Aux sept interludes (consacrés à la High Line de New York et à ses multiples transformations) correspondent les sept chapitres consacrés à Dresde et au travail de traduction de Time passes. Et les multiples réflexions que les mystères et la poésie d’un tel texte soulèvent en elle. Mais la coda sur laquelle se boucle la traduction de Time passes n’ouvre-t-elle pas sur un nouvel horizon ? Parce que « chaque fin de livre était peut-être l’annonce du livre suivant ou d’un prochain livre ? » Et l’écriture de To the Lighthouse n’annonce-t-elle pas celle des Vagues ? Et cette manière qu’a Cécile Wajsbrot d’entrer dans la pensée de Virginia Woolf, de dialoguer avec ses mots, d’infiltrer le rythme de ses phrases et de l’adopter, n’annonce-t-elle pas un ouvrage ultérieur, comme sans doute Mémorial portait déjà en germe, par l’atmosphère qui enveloppe la voyageuse et par les dialogues qu’elle poursuit à travers paysages et ombres, les prémices de Nevermore ?
Le lien étroit et constant que la narratrice entretient avec le récit de Virginia Woolf crée une complicité, une quasi osmose avec la romancière anglaise.
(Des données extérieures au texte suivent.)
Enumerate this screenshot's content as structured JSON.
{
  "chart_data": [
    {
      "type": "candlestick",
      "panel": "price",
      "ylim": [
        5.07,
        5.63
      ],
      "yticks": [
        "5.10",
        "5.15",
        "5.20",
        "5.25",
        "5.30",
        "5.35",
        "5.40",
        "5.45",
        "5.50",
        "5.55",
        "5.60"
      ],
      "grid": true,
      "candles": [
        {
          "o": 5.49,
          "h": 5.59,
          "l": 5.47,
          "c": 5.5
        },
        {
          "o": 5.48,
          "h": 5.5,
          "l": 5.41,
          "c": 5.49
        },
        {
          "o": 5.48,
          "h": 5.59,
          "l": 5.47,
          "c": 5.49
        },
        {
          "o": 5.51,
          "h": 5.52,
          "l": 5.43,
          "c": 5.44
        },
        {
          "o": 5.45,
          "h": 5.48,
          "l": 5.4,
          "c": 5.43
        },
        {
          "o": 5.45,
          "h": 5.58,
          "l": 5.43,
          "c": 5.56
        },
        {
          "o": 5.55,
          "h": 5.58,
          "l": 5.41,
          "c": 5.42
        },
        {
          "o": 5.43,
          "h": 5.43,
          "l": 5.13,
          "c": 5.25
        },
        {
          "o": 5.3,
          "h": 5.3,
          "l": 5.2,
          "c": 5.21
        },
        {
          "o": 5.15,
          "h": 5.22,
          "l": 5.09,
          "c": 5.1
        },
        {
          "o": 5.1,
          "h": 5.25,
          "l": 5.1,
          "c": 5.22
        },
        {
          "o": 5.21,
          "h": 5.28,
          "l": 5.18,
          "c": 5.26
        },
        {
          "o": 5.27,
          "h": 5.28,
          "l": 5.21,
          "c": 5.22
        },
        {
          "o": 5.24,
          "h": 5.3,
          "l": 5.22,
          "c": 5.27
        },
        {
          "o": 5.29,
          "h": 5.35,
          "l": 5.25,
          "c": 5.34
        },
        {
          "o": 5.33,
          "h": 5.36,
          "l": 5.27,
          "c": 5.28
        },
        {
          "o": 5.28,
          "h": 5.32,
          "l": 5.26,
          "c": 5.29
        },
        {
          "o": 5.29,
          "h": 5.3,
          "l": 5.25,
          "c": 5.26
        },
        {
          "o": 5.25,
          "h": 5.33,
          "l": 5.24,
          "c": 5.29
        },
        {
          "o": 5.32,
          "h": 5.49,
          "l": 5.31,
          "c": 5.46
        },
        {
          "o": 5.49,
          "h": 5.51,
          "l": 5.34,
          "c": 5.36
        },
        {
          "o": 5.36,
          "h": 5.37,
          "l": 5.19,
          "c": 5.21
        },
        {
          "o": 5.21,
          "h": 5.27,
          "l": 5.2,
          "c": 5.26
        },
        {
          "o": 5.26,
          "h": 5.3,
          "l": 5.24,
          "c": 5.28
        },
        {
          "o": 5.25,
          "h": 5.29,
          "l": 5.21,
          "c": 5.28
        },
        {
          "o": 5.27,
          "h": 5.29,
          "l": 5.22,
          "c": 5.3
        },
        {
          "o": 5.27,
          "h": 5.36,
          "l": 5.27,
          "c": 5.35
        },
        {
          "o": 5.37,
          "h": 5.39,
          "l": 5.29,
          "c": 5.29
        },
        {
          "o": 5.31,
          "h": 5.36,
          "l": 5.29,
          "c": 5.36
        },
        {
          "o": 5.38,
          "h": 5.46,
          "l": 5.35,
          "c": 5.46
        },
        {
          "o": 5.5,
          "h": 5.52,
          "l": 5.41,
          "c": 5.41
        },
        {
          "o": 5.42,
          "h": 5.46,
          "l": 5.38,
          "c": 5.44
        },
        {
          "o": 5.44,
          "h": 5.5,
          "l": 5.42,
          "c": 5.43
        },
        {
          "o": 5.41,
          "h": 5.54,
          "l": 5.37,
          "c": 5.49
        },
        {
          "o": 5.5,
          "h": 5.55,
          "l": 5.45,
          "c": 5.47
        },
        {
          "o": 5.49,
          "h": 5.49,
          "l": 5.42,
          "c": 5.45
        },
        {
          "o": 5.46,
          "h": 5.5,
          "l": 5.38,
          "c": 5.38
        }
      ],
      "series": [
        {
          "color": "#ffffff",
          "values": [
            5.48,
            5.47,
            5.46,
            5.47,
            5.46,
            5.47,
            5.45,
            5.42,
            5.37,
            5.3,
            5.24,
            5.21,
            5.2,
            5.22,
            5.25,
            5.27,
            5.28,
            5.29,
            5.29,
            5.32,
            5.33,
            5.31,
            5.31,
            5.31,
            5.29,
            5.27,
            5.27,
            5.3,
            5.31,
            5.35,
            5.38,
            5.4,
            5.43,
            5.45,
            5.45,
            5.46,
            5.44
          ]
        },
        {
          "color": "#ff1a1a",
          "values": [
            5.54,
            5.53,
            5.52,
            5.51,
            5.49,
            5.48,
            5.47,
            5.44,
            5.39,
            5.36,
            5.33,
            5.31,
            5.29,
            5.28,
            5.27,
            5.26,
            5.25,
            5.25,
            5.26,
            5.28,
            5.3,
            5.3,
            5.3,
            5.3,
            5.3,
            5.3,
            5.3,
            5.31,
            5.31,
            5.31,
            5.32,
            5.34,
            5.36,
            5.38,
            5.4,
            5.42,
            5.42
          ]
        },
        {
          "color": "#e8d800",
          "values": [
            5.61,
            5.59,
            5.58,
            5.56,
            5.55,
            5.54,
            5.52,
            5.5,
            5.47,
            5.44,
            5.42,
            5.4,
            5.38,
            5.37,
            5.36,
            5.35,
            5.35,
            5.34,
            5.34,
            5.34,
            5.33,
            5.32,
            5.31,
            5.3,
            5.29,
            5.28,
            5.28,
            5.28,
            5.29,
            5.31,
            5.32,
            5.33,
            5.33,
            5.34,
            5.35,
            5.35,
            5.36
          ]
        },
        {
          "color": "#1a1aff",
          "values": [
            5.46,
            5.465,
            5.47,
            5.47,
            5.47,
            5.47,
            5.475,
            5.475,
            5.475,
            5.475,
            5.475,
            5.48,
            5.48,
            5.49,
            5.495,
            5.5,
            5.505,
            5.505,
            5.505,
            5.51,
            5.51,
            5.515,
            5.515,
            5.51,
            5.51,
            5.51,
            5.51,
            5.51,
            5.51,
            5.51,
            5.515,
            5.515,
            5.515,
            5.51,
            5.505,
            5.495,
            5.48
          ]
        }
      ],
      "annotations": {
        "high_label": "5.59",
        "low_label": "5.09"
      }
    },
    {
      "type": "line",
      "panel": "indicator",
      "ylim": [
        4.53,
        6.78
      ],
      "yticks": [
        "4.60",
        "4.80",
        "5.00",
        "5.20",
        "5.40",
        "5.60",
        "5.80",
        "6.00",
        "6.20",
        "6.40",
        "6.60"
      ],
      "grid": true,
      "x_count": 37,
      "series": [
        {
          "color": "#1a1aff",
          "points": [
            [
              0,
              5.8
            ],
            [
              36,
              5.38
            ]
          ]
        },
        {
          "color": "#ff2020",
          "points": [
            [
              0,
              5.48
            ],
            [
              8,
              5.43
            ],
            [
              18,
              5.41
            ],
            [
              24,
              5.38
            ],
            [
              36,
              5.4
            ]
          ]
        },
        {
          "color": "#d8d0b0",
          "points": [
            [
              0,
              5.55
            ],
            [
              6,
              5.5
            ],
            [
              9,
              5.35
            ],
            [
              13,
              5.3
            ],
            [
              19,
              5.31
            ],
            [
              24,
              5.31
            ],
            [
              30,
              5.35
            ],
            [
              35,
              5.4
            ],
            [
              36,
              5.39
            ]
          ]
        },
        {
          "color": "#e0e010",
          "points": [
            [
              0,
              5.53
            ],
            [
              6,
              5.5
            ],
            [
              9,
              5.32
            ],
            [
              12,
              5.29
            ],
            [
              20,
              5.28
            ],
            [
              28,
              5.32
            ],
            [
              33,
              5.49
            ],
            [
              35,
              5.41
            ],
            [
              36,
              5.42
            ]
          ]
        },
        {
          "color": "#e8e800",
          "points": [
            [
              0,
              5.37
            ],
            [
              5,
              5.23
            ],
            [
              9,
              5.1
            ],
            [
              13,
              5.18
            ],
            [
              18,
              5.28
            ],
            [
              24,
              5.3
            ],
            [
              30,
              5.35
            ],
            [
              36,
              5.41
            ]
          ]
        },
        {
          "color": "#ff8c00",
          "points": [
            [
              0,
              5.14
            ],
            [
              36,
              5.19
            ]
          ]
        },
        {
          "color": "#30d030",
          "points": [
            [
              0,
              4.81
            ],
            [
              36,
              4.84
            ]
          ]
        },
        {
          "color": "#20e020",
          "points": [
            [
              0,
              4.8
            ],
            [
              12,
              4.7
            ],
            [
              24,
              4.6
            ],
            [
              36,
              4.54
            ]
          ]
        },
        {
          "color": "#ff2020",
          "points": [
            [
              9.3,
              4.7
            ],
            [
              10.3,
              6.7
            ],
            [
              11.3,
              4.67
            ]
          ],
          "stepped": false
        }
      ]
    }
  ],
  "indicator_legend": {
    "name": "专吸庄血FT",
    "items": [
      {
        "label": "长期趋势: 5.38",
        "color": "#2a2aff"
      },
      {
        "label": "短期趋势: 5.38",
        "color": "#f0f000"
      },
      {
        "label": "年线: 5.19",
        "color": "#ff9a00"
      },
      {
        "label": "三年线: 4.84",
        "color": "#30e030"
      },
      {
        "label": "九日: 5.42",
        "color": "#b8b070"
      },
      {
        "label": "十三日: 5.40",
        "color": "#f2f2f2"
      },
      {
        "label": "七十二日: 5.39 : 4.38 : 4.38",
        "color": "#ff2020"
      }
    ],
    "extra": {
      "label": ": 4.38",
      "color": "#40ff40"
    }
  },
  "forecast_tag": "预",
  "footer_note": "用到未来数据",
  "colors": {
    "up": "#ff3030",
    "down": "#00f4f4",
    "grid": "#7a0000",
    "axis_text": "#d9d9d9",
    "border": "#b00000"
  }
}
Jusque dans le phrasé et dans la rhétorique des images. Si fluides et si beaux. Et sans doute la traductrice française est-elle le double discret de Cécile Wajsbrot, la passeuse de mots qui lui sert de guide à travers l’écriture de Virginia Woolf en même temps qu’elle lui ouvre la voie de sa propre création. Nevermore. Et s’il n’y a pas de personnages dans Time passes, il n’y en a pas non plus dans le roman si particulier de Cécile Wajsbrot. Et si, contrairement au récit de Virginia Woolf, il y a une narratrice dans Nevermore, cette narratrice n’a pas de nom et tout ce que nous comprenons d’elle vient de son dialogue ininterrompu avec la romancière anglaise. L’une et l’autre, en revanche, sont accaparées par les ombres qui passent, les reflets qui fuient, surgissent, s’estompent. « Par la dévastation du temps », sur les êtres et sur les choses. Ainsi les deux romancières se rejoignent-elles dans le projet que l’une et l’autre poursuivent dans l’écriture. Chercher « à saisir l’instant ». « Mais aussi la trace de la présence humaine dans l’éternité. » Et Cécile Wajsbrot y réussit magnifiquement. Qui offre avec Nevermore un roman woolfien de haute lice. Absolument passionnant.